Ich glaube Tik Tok, da kommt voll die Gen Z in mir raus. Es ist echt ein Kopf-an-Kopf- Rennen von den beiden Plattformen. So sehr ich Instagram lieb habe und cool finde, dass man selektive Momente teilen und schöne Fotos posten kann. Finde ich Tik Tok viel mehr relatable. Diese relatable Kultur tut einem so gut in dieser inszenierten Gesellschaft, in der wir leben. Es ist ja auch nichts Schlechtes, dass man selektiv nur gute Momente teilen will. Ich meine nicht jede:r ist bereit, verletzlich im Internet aufzutreten. Bei Tik Tok sieht man ein Video und checkt, dass man mit seinen Problemen gar nicht alleine ist und das irgendwie auch noch 5000 andere Leute haben und da fühle ich mich aufgehoben. Das Gefühl vermittelt Tik Tok mir. Außerdem ist es auch witzig, auf Tik Tok abzuhängen.

Last but not least, freuen sich unsere Leser:innen immer über irgendeinen coolen Tipp oder Ratschlag, hast du da was?

Was ich so jedem ans Herz legen würde: Wenn man einen Traum, eine Vision oder eine Vorstellung von irgendwas hat, was man erreichen oder umsetzen will, sollte man nicht immer alles zerdenken, sondern einfach mal ins kalte Wasser springen und seine Komfortzone verlassen. Das Schlimmste, was passieren kann, ist, dass man seinen eigenen Ansprüchen nicht gerecht wird. Ich finde – einfach machen! – ist wirklich ein gutes Motto! Außerdem seinen eigenen Ansprüchen entgegenzukommen und nicht zu hart zu sich selbst zu sein, tut auch gut.


Einfach machen, das kann Anais wirklich gut!

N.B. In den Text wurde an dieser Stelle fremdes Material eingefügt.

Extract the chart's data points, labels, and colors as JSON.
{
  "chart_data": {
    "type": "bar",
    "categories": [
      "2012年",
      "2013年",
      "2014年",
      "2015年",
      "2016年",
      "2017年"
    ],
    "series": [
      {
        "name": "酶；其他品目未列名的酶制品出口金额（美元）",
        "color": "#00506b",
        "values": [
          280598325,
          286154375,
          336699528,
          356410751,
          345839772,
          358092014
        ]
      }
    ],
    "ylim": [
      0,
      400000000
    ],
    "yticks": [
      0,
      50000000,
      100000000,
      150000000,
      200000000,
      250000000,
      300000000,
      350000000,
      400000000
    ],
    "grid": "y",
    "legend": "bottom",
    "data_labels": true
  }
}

Ich habe sie bei einem der Nina Chuba Konzerte live gesehen und muss sagen, dass sie live voll und ganz überzeugt hat. Im Publikum sind während ihres Auftritts immer wieder Sätze gefallen wie: "Oh wow ihre Stimme ist so krass" oder "Ich fühl mich gerade wie in einer Traumwelt".

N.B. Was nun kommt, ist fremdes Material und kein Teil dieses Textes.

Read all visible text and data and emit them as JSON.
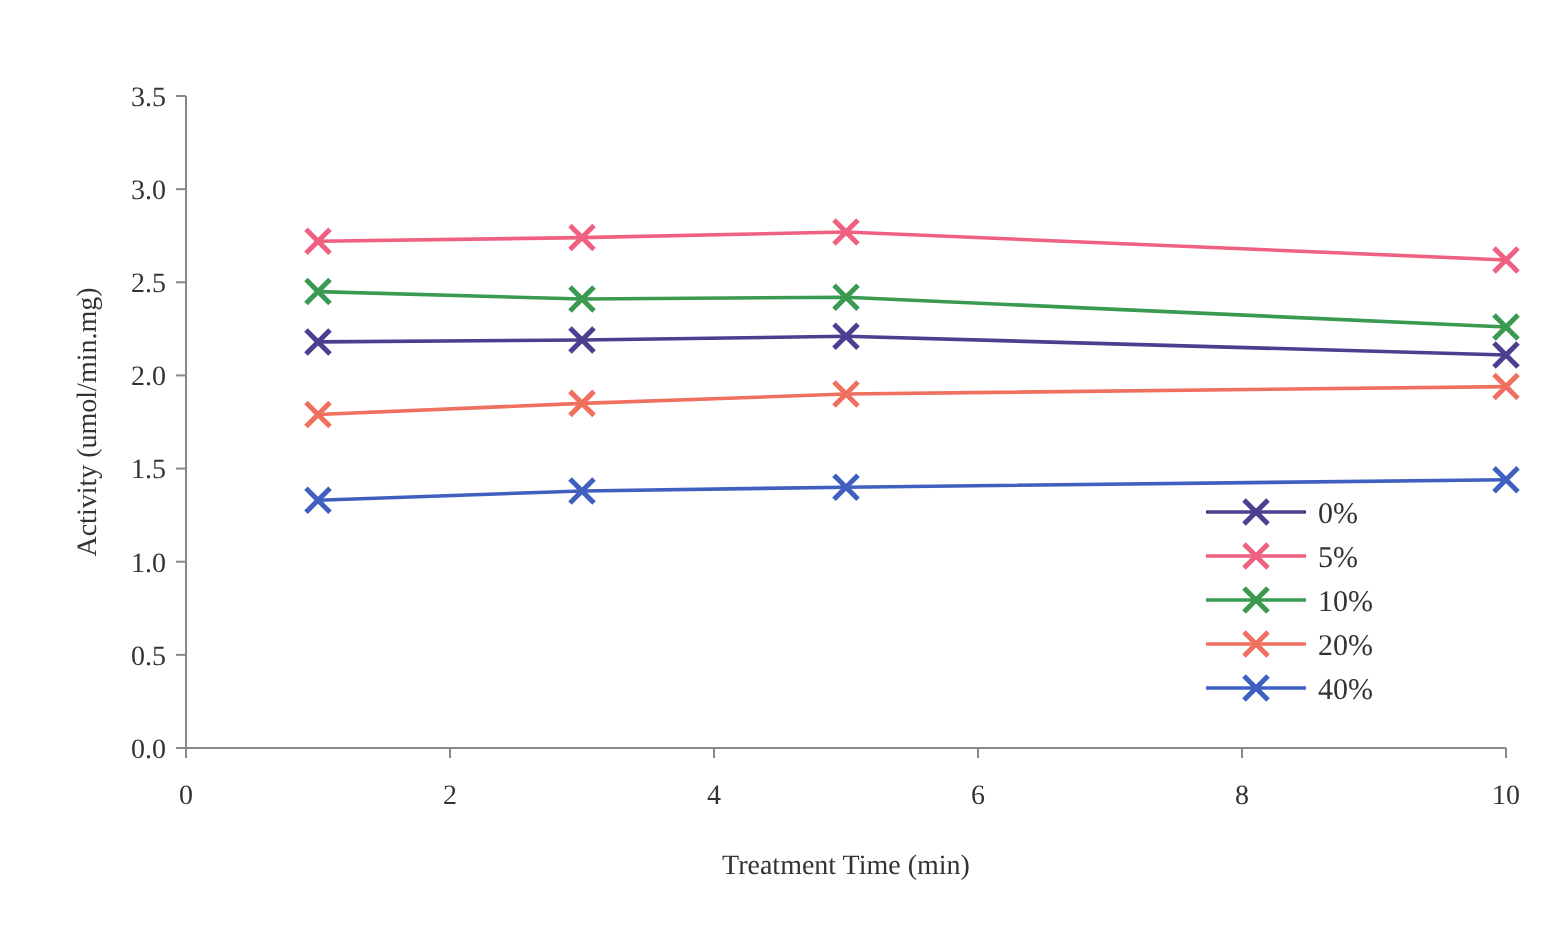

Mit ihrer zusätzlich super freundlichen und offenen Art konnte sie das Publikum sofort abholen und mit in ihrem Bann ziehen. Sie hat nun außerdem ihre EP mit dem Namen "44" angekündigt, die am 22.07. erscheinen wird. Anais wird uns hiermit vermutlich einen entspannten Soundtrack für den Sommer liefern.